Apr 11, 2014 Russ Tarby Uncategorized
They may not be many, but the five oil paintings that comprise Maureen Lemko’s ongoing exhibit are certainly memorable. The artist colorfully depicts a quintet of familiar scenes in her work hanging through April at the Liverpool Public Library lobby.
All artists aspire to show us our world through a new pair of eyes, and Maureen succeeds as she brings a fresh perspective to Old First, the village’s iconic burnt umber brick edifice.
Other local landmarks Lemko rendered include Liverpool United Methodist’s famous purple door, an old willow basket barn, Liverpool Cemetery and Baldwinsville’s Abbott Farms.
Lemko lives in Liverpool and also has a home up in Sackets Harbor.
“I enjoy capturing the beauty of the places where I live and travel,” she said. “I specialize in landscapes and historic buildings.”
A member of the CNY Art Guild and the Arts Association of Northern New York, her artwork has been shown at the Everson Museum of Art down city as well as at the New York State Fair.
Lemko has a flair for chromatic contrasts. Her classic white willow-weaving barn is complemented by red roses growing from window planters. The cemetery is shown from Sixth Street looking east during autumn, with the monuments’ stark white in contrast to the yellowing leaves and green grass laden with shadows.

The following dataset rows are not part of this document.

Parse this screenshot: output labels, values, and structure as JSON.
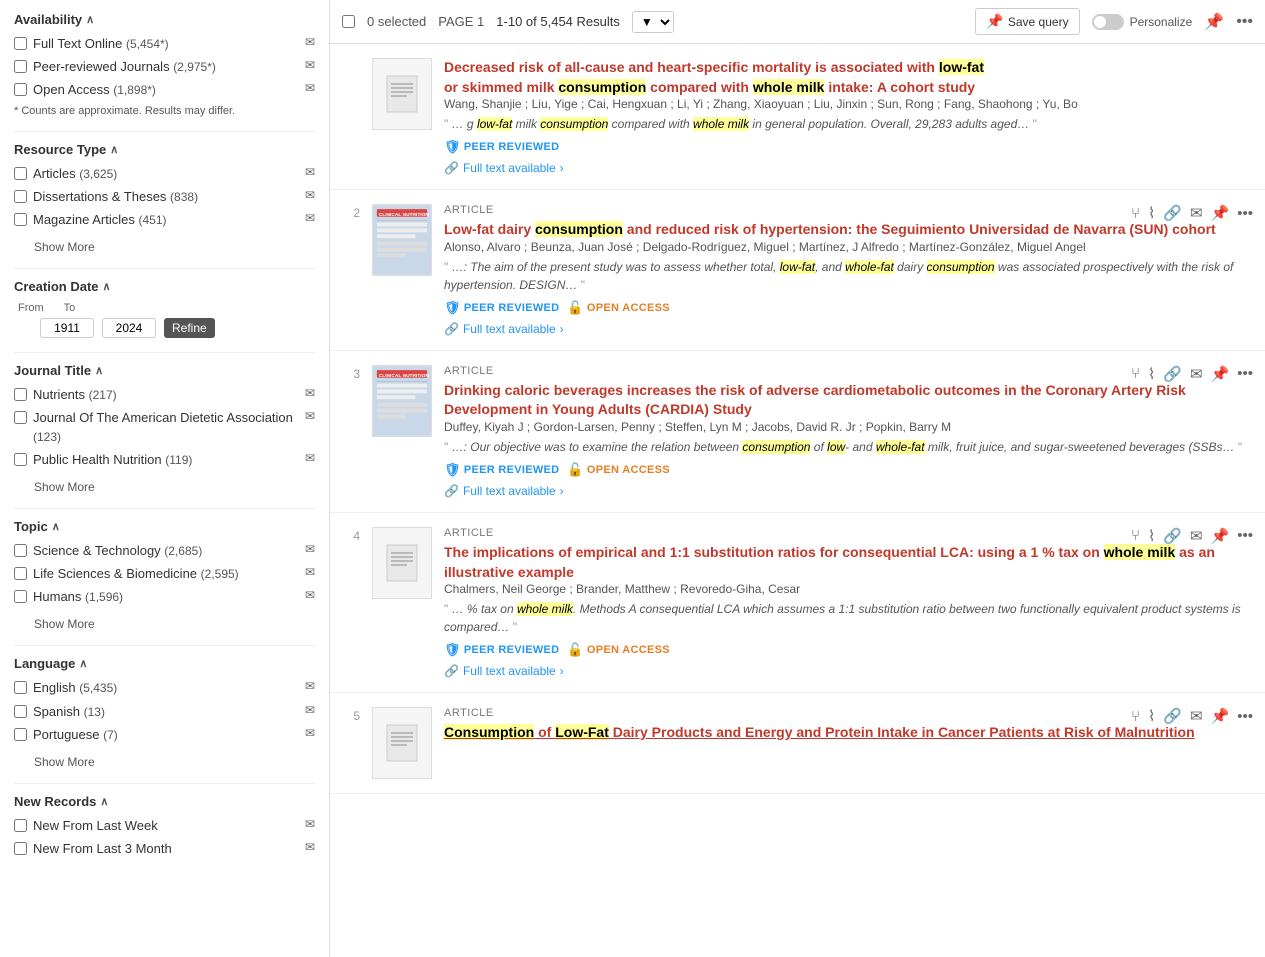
{
  "sidebar": {
    "availability": {
      "title": "Availability",
      "items": [
        {
          "label": "Full Text Online",
          "count": "(5,454*)",
          "checked": false
        },
        {
          "label": "Peer-reviewed Journals",
          "count": "(2,975*)",
          "checked": false
        },
        {
          "label": "Open Access",
          "count": "(1,898*)",
          "checked": false
        }
      ],
      "note": "* Counts are approximate. Results may differ."
    },
    "resource_type": {
      "title": "Resource Type",
      "items": [
        {
          "label": "Articles",
          "count": "(3,625)",
          "checked": false
        },
        {
          "label": "Dissertations & Theses",
          "count": "(838)",
          "checked": false
        },
        {
          "label": "Magazine Articles",
          "count": "(451)",
          "checked": false
        }
      ],
      "show_more": "Show More"
    },
    "creation_date": {
      "title": "Creation Date",
      "from_label": "From",
      "to_label": "To",
      "from_value": "1911",
      "to_value": "2024",
      "refine_label": "Refine"
    },
    "journal_title": {
      "title": "Journal Title",
      "items": [
        {
          "label": "Nutrients",
          "count": "(217)",
          "checked": false
        },
        {
          "label": "Journal Of The American Dietetic Association",
          "count": "(123)",
          "checked": false
        },
        {
          "label": "Public Health Nutrition",
          "count": "(119)",
          "checked": false
        }
      ],
      "show_more": "Show More"
    },
    "topic": {
      "title": "Topic",
      "items": [
        {
          "label": "Science & Technology",
          "count": "(2,685)",
          "checked": false
        },
        {
          "label": "Life Sciences & Biomedicine",
          "count": "(2,595)",
          "checked": false
        },
        {
          "label": "Humans",
          "count": "(1,596)",
          "checked": false
        }
      ],
      "show_more": "Show More"
    },
    "language": {
      "title": "Language",
      "items": [
        {
          "label": "English",
          "count": "(5,435)",
          "checked": false
        },
        {
          "label": "Spanish",
          "count": "(13)",
          "checked": false
        },
        {
          "label": "Portuguese",
          "count": "(7)",
          "checked": false
        }
      ],
      "show_more": "Show More"
    },
    "new_records": {
      "title": "New Records",
      "items": [
        {
          "label": "New From Last Week",
          "checked": false
        },
        {
          "label": "New From Last 3 Month",
          "checked": false
        }
      ]
    }
  },
  "topbar": {
    "selected_count": "0 selected",
    "page_label": "PAGE 1",
    "results_range": "1-10 of 5,454 Results",
    "save_query": "Save query",
    "personalize": "Personalize"
  },
  "results": [
    {
      "num": "",
      "type": "",
      "title": "Decreased risk of all-cause and heart-specific mortality is associated with low-fat or skimmed milk consumption compared with whole milk intake: A cohort study",
      "authors": "Wang, Shanjie ; Liu, Yige ; Cai, Hengxuan ; Li, Yi ; Zhang, Xiaoyuan ; Liu, Jinxin ; Sun, Rong ; Fang, Shaohong ; Yu, Bo",
      "snippet": "… g low-fat milk consumption compared with whole milk in general population. Overall, 29,283 adults aged…",
      "peer_reviewed": true,
      "open_access": false,
      "full_text": "Full text available",
      "has_thumb": false,
      "thumb_type": "doc"
    },
    {
      "num": "2",
      "type": "ARTICLE",
      "title": "Low-fat dairy consumption and reduced risk of hypertension: the Seguimiento Universidad de Navarra (SUN) cohort",
      "authors": "Alonso, Alvaro ; Beunza, Juan José ; Delgado-Rodríguez, Miguel ; Martínez, J Alfredo ; Martínez-González, Miguel Angel",
      "snippet": "…: The aim of the present study was to assess whether total, low-fat, and whole-fat dairy consumption was associated prospectively with the risk of hypertension. DESIGN…",
      "peer_reviewed": true,
      "open_access": true,
      "full_text": "Full text available",
      "has_thumb": true,
      "thumb_type": "journal"
    },
    {
      "num": "3",
      "type": "ARTICLE",
      "title": "Drinking caloric beverages increases the risk of adverse cardiometabolic outcomes in the Coronary Artery Risk Development in Young Adults (CARDIA) Study",
      "authors": "Duffey, Kiyah J ; Gordon-Larsen, Penny ; Steffen, Lyn M ; Jacobs, David R. Jr ; Popkin, Barry M",
      "snippet": "…: Our objective was to examine the relation between consumption of low- and whole-fat milk, fruit juice, and sugar-sweetened beverages (SSBs…",
      "peer_reviewed": true,
      "open_access": true,
      "full_text": "Full text available",
      "has_thumb": true,
      "thumb_type": "journal"
    },
    {
      "num": "4",
      "type": "ARTICLE",
      "title": "The implications of empirical and 1:1 substitution ratios for consequential LCA: using a 1 % tax on whole milk as an illustrative example",
      "authors": "Chalmers, Neil George ; Brander, Matthew ; Revoredo-Giha, Cesar",
      "snippet": "… % tax on whole milk. Methods A consequential LCA which assumes a 1:1 substitution ratio between two functionally equivalent product systems is compared…",
      "peer_reviewed": true,
      "open_access": true,
      "full_text": "Full text available",
      "has_thumb": false,
      "thumb_type": "doc"
    },
    {
      "num": "5",
      "type": "ARTICLE",
      "title": "Consumption of Low-Fat Dairy Products and Energy and Protein Intake in Cancer Patients at Risk of Malnutrition",
      "authors": "",
      "snippet": "",
      "peer_reviewed": false,
      "open_access": false,
      "full_text": "",
      "has_thumb": false,
      "thumb_type": "doc"
    }
  ]
}
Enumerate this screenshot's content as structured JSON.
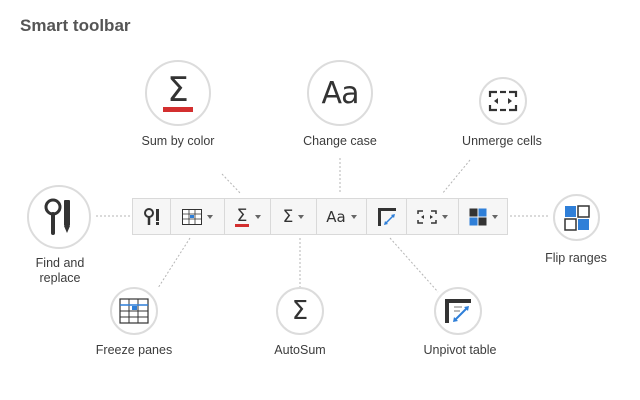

The artist recalls being drawn to the Methodist Church’s royal purple entryway during Easter season. “The doors were adorned with these beautiful palms with blue ribbons,” she said. “They were celebrating Palm Sunday.”
Her original paintings are custom-framed and reasonably priced, but she also sells prints and note cards; 451-8778.
Speaking of local landmarks, the Historical Association of Greater Liverpool looks forward to opening the Willow Museum again this summer. The association will host its annual general membership meeting at 1 p.m. Saturday, April 12, at the Gleason Mansion, 314 Second St. If you’re interested in local history, genealogy and architecture, attend Saturday’s meeting to get involved; 308-5641.
Meanwhile, history continues being made in village government, where Republicans have ruled the roost for more than a decade. Two incumbent village trustees, Nick Kochan and Jim Rosier, are expected to run for re-election this year on June 17. But first, they’ll have to be officially nominated by the village GOP caucus. Village Republican Party members will gather at 7 p.m. April 24, at the Village Hall. Good chance that whoever is nominated April 24 will run unopposed.
New Syracuse Chiefs General Manager Jason Smorol, who lives in Liverpool, owes Mother Nature bigtime. A morning of brilliant sunshine helped draw more than 6,600 baseball fans out to NBT Bank Stadium for the 2 p.m. Open Day game against the Scranton/Wilkes-Barre Railriders.
The Chiefs lost 4-1, but there was excitement aplenty at the stadium, with promotions such as a bobble-head contest and the antics of a costumed Reggy the Purple Party Dude.
Fans enjoyed $1 beers and one-dollar Hofmann hot dogs because every Thursday will be Dollar Day at the stadium. Hey, they even brought Jim Durkin out of retirement to sell programs.
I’m hoping Jason will get the scoreboard’s pitch-speed indicator working by the time the next home-stand starts at 6 p.m. Monday, April 14, against the Lehigh Valley IronPigs; 474-7833; syracusechiefs.com.
With two jobs on hold, Operation Northern Comfort needs a plumber. “We have the materials, volunteers and funds to finish these projects,” said founder Norm Andrzejewski (pronounced An-dra-JEWS-kee), who lives in Liverpool. If you have plumbing skills, contact Norm at 559-9413 or via email at firstname.lastname@example.org.
You have until Tuesday, April 15, to register a guess as to when the snow piles on the 100 block of First Street will finally melt away. Contestants will enter the date he or she thinks the snow mountains will be gone, along with name and contact numbers, and drop the entry in a box at Village Hall or at Nichols Supermarket, 327 First St.
The winner will receive a $150 Nichols gift card.